Varun Beverages Limited is one of the largest franchisees of PepsiCo beverages and holds the license for manufacturing, bottling, and distributing a wide range of beverages, including:

  • Carbonated Soft Drinks (CSD): Pepsi, Mirinda, Mountain Dew

  • Non-Carbonated Beverages (NCB): Tropicana Juices, Gatorade, Slice

  • Packaged Drinking Water: Aquafina

Key Growth Drivers for Q1 FY26:

  1. International Markets Support: Global operations contributed positively to offset domestic revenue decline.

  2. Focus on Non-Carbonated Portfolio: Health-focused beverages like juices and water saw increased demand.

  3. Efficient Distribution and Logistics: Expanded rural reach and cold chain efficiency helped reduce cost pressure.

Challenges Faced:

  • Seasonal demand fluctuations in the Indian market.

  • Volatile raw material costs, including sugar and PET resin.

  • Intense competition in the FMCG beverage segment.


6. Analysis of Revenue Dip vs Profit Growth

While revenue declined, the profit increased due to multiple reasons:

  1. Lower Finance Costs: Debt reduction contributed to lower interest expenses.

  2. Better Product Mix: Higher contribution from premium beverages improved margins.

  3. Operational Efficiency: Improved bottling and distribution efficiencies helped sustain profitability.

This reflects that Varun Beverages’ core business remains resilient, even in a challenging quarter.


7. Investment Outlook for Varun Beverages

Varun Beverages is considered a long-term growth story due to its strong partnership with PepsiCo, wide distribution network, and consistent expansion strategy.

Positive Triggers for Investors:

  • Increasing urban and semi-urban demand for packaged beverages.

  • Focus on healthier and non-carbonated drinks.

  • Strong export potential in emerging markets.

  • Long-term historical performance showing exceptional multi-bagger returns.

Risks to Consider:

  • High dependency on PepsiCo portfolio.

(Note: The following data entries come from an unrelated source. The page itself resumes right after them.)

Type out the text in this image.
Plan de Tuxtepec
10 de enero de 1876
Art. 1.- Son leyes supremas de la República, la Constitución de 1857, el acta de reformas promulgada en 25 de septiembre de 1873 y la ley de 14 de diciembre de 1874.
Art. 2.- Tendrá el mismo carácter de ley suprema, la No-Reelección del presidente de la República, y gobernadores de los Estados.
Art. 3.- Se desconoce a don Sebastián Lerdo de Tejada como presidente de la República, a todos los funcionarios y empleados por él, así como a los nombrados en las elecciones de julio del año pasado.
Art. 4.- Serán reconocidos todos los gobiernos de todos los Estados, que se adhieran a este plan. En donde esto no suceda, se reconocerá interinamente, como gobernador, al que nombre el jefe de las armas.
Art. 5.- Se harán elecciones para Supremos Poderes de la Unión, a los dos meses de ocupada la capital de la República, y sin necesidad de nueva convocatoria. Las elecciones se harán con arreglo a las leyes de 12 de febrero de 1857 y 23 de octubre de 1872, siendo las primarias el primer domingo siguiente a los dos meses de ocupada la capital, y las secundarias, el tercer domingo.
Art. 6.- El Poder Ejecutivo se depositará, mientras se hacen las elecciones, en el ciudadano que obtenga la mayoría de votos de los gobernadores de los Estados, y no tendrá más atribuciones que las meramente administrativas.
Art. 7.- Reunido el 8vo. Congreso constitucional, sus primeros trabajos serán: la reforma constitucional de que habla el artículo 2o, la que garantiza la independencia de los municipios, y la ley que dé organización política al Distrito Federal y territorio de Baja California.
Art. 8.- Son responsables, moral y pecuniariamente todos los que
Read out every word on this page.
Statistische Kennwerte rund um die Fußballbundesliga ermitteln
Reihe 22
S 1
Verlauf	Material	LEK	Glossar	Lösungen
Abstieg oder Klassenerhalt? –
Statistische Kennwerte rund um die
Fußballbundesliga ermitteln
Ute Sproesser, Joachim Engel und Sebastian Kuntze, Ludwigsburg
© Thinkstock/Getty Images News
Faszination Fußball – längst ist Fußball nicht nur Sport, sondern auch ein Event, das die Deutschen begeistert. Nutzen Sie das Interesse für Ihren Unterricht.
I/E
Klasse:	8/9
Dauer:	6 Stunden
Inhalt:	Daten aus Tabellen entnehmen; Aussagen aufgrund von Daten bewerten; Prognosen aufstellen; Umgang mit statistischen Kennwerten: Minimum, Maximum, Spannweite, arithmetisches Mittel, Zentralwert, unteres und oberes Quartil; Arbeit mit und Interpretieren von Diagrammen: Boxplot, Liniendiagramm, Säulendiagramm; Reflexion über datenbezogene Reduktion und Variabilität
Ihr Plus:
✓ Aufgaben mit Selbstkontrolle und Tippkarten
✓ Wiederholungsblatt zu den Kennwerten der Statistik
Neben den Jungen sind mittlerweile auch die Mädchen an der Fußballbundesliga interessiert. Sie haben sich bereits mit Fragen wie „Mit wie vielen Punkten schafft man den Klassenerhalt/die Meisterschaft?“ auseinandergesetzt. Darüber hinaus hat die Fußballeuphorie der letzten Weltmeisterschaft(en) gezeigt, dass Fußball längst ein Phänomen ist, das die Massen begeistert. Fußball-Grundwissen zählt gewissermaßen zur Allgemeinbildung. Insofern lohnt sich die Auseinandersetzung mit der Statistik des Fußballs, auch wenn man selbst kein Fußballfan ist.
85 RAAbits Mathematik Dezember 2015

  • Seasonal revenue dependency.

  • Raw material price volatility affecting margins.

Analyst View:
Most analysts suggest that Varun Beverages is a hold-to-buy stock for long-term investors due to its strong fundamentals, even though short-term revenue pressure may continue.


8. Conclusion

Varun Beverages Q1 FY26 results highlight a profitable yet cautious quarter. Despite a 2.33% decline in revenue, the company managed to grow its profit by 5.14%, showcasing its operational resilience.

The share price witnessed a slight uptick post-results, and long-term investors may view this as a stable FMCG stock with strong historical returns.

As Varun Beverages continues to focus on premium beverage offerings, international expansion, and operational efficiency, the company remains well-positioned for sustainable growth in the coming years.